Sixth (verses 9, 10) with Jehovah before Him as His Object, and with Him at His right hand, the Lord could tread the path of life with gladness in His heart, even though that path led through death and the grave. He went into death in the sure and certain hope that Jehovah would not leave Him in the grave. Having been through death He has destroyed its power for believers so that if we are called to pass through death we shall find that the One who has already been through death is with us. With the Psalmist, we shall be able to say, "Though I walk through the valley of the shadow of death, I will fear no evil: for Thou art with me."

Seventhly (verse 11), we learn that the path of life through this world of sorrow and trial, will lead to the presence of Jehovah, or, as the Christian can say, to the Father's house, there to find ourselves in the presence of Christ, to be with the One who was with us in the path, there to find "fulness of joy", and "pleasures for evermore". In the world around we see men abandoning themselves to "the pleasures of sin", which are but "for a season". The believer, who treads the path of life, may, indeed, meet with manifold trials, but they too, are only "for a season". But the "light affliction which is but for a moment, works for us a far more exceeding and eternal weight of glory" (2 Corinthians 4:17-18)

This then is the path of life, as unfolded in this beautiful Psalm, and marked out by One who has trodden the path in perfection. Let us ever remember that the life of which the Psalm speaks is the inner life lived with God. One has said, "It is important to remember that there is an inward divine life which dwells and joys in God, having nothing to do with circumstances, though enabling us to go through them" (J.N.D.).

To sum up the perfections of this life, as presented in this Psalm, we learn that it is,

(1) A life that is dependent upon God, confident in God, and subject to God;

(2) A life that delights in the saints and is separate from sinners;

(3) A life that has the LORD for its portion;

(4) A life that derives its instruction from the LORD;

(5) A life that has the LORD for its object;

(6) A life that death cannot touch;

(7) A life that leads to fulness of joy and pleasures for evermore in the presence of the LORD.

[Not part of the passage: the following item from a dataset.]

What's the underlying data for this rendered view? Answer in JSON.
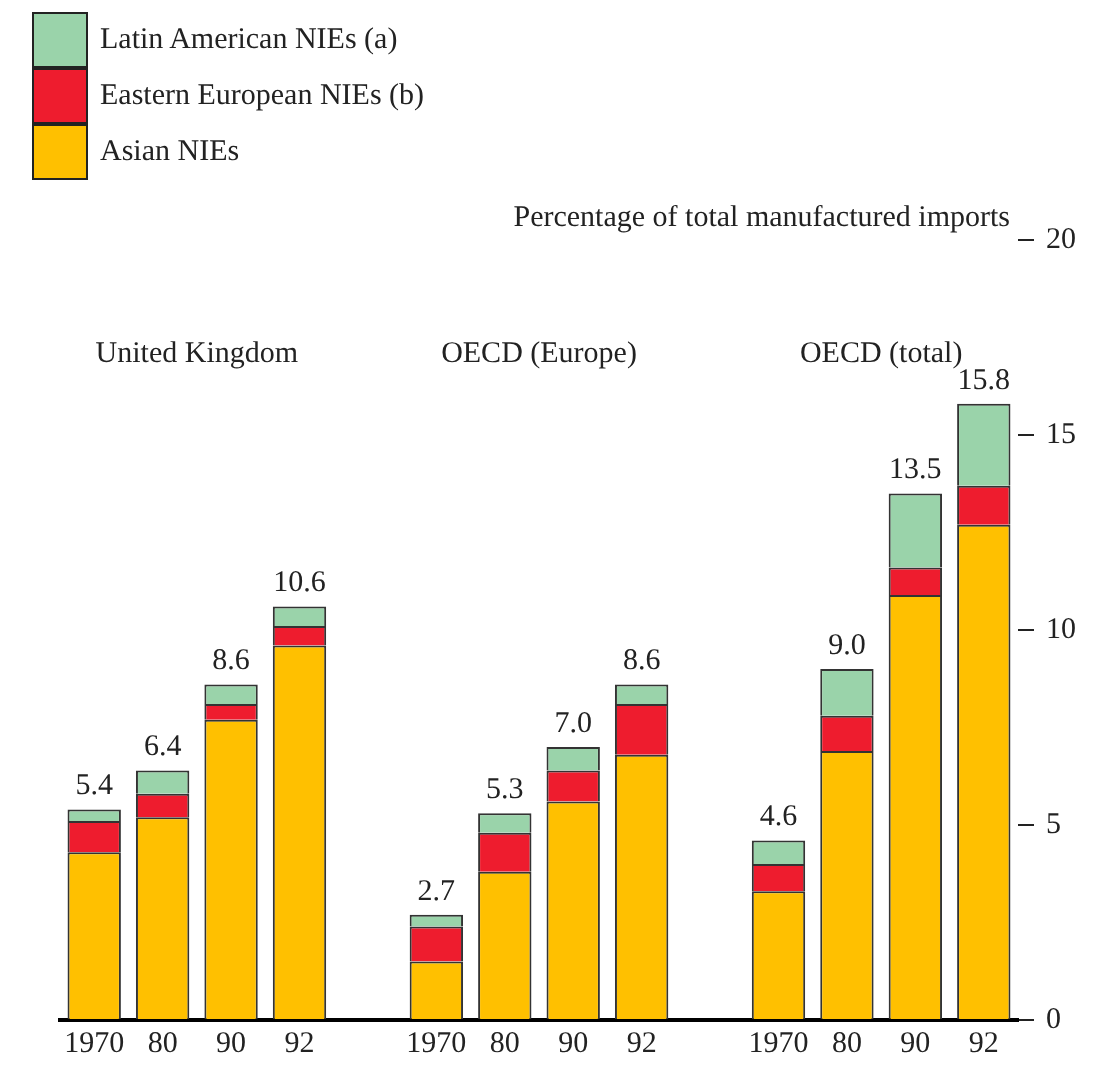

Such then is the blessedness of the inner life lived before God and with God, and without which the outward life before men, even though it may make a fair show in the flesh, will only be the form of godliness without the power. May it then be the desire of our hearts to follow in the path that the Lord has marked out for His own, and that thus living this inner life there may be found in us that which is well pleasing in the sight of God through Jesus Christ (Hebrews 13:21).